Années 1955, 56
Souvent l’été, ma sœur Jacqueline m’invitait à passer les vacances chez elle, dans un petit village du nord du département. Elle et son mari vendaient des chaussures sur les marchés alentour, et même jusque dans la Somme. Certes, il fallait se lever tôt pour faire le trajet, avoir le temps de s’installer sur la place, mais cette vie de gens du voyage correspondait à merveille avec mes envies précoces de grand air et de liberté.
Le jour où elle devait venir me chercher, je ne tenais plus en place. Je parcourais 5 ou 6 km à pied à la rencontre de sa 15 CV noire. Je guettais le crissement des pneus dans les virages, le doux bruit du moteur. Enfin, je voyais surgir un bolide…Mon cœur battait à tout rompre.

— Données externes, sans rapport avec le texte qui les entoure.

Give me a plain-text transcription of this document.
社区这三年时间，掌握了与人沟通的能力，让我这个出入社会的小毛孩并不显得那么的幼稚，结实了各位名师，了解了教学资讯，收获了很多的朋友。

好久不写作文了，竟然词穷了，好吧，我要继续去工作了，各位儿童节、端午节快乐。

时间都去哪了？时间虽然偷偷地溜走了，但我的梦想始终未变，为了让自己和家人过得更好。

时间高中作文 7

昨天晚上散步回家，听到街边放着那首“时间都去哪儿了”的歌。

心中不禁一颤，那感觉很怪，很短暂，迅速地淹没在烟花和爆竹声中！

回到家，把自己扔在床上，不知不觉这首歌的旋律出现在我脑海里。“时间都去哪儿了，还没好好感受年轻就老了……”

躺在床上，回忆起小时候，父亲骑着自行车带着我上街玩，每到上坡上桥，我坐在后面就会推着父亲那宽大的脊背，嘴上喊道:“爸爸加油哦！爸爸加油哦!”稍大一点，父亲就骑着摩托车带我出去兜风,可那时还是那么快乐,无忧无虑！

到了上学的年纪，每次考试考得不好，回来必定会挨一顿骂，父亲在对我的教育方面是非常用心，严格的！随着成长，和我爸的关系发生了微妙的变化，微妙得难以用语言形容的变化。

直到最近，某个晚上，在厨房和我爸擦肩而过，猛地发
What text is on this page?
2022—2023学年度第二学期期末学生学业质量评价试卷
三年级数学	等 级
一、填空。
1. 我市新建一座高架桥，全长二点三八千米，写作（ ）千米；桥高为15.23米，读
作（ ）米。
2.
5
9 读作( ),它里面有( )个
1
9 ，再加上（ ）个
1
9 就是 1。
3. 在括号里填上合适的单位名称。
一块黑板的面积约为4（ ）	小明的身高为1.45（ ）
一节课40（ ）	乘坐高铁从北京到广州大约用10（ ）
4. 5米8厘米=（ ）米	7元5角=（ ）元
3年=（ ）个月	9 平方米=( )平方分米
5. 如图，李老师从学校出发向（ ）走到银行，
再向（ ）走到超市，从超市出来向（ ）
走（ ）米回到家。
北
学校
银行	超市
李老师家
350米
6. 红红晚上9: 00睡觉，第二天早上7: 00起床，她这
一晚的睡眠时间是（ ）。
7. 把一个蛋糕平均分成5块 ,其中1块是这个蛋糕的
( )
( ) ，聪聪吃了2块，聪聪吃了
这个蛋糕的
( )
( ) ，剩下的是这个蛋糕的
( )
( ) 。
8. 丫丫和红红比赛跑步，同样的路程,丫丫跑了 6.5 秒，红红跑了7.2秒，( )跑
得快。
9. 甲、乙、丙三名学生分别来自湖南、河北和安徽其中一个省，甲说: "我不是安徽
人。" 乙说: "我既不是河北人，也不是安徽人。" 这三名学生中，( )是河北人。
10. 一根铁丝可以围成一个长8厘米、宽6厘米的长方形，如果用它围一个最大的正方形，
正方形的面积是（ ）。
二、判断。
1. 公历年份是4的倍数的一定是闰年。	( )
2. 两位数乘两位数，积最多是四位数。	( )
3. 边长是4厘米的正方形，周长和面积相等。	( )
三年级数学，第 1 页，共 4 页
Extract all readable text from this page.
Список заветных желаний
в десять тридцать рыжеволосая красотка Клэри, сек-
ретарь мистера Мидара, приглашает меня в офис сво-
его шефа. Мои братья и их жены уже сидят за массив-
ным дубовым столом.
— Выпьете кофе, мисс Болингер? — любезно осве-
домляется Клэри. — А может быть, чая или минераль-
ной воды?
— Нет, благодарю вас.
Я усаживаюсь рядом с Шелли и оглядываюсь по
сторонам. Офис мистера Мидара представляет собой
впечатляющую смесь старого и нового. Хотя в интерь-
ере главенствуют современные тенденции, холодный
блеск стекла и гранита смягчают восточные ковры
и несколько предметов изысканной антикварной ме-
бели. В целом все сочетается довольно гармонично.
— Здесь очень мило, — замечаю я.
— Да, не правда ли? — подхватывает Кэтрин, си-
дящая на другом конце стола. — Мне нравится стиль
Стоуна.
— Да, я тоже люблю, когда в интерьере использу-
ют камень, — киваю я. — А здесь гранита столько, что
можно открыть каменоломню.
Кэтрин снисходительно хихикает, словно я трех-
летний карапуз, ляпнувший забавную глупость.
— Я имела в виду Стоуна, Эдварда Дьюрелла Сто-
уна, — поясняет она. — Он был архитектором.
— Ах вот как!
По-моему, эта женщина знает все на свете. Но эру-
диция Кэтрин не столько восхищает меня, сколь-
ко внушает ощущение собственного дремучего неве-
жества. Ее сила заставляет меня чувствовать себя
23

Elle conduisait comme un pilote de rallye, sûre d’elle-même et de la tenue de route légendaire de sa Traction Avant.
La maison, construite en bois, comportait une dizaine de pièces. Au fond d’une cour, il y avait un hangar gigantesque où le couple entreposait un vieux camion et des réserves de cartons de chaussures empilés sur des hauteurs pharaoniques.
Nous partions tous les trois aux aurores, secoués par les nids de poule et les soubresauts grincheux du moteur. Arrivés à destination, il nous fallait monter « le barnum », une montagne de tubes de tailles différentes.
Peu doué pour la vente, je préférais surveiller la caisse, une boîte à biscuits qui représentait un cirque, me semble-t-il.
(Une boîte à biscuits servait de caisse enregistreuse...)
A dix heures, nous allions boire chacun notre tour un café au bar le plus proche. Je me souviens d’y avoir vu mon premier distributeur automatique de cacahuètes. Jacqueline m’offrait une bande dessinée, les Pieds Nickelés ou Kid Carson.
Au retour, il fallait compter la recette. Je suis incapable de dire maintenant si elle était bonne ou mauvaise car ma soeur gardait le sourire en toutes circonstances.
Cependant, un jour d‘orage et de grand vent, la « caisse » est tombée dans la boue puis s’est ouverte comme une cage à oiseaux, libérant aussitôt les billets qui se sont envolés aux quatre coins de la cour.
Alors, bravant les rafales, nous avons tous couru à la chasse aux Francs. Il y en avait partout, accrochés aux branches des arbres, coincés entre deux pierres, ou baignant dans une flaque d’eau.
Pour les faire sécher, nous les avons étalés sur toutes les vitres de la maison, du rez-de-chaussée jusqu’au deuxième étage.
C’était si joli à regarder.
Aucun artiste au monde n’a jamais pensé à décorer une demeure en collant des dizaines et des dizaines de billets de banque sur les fenêtres.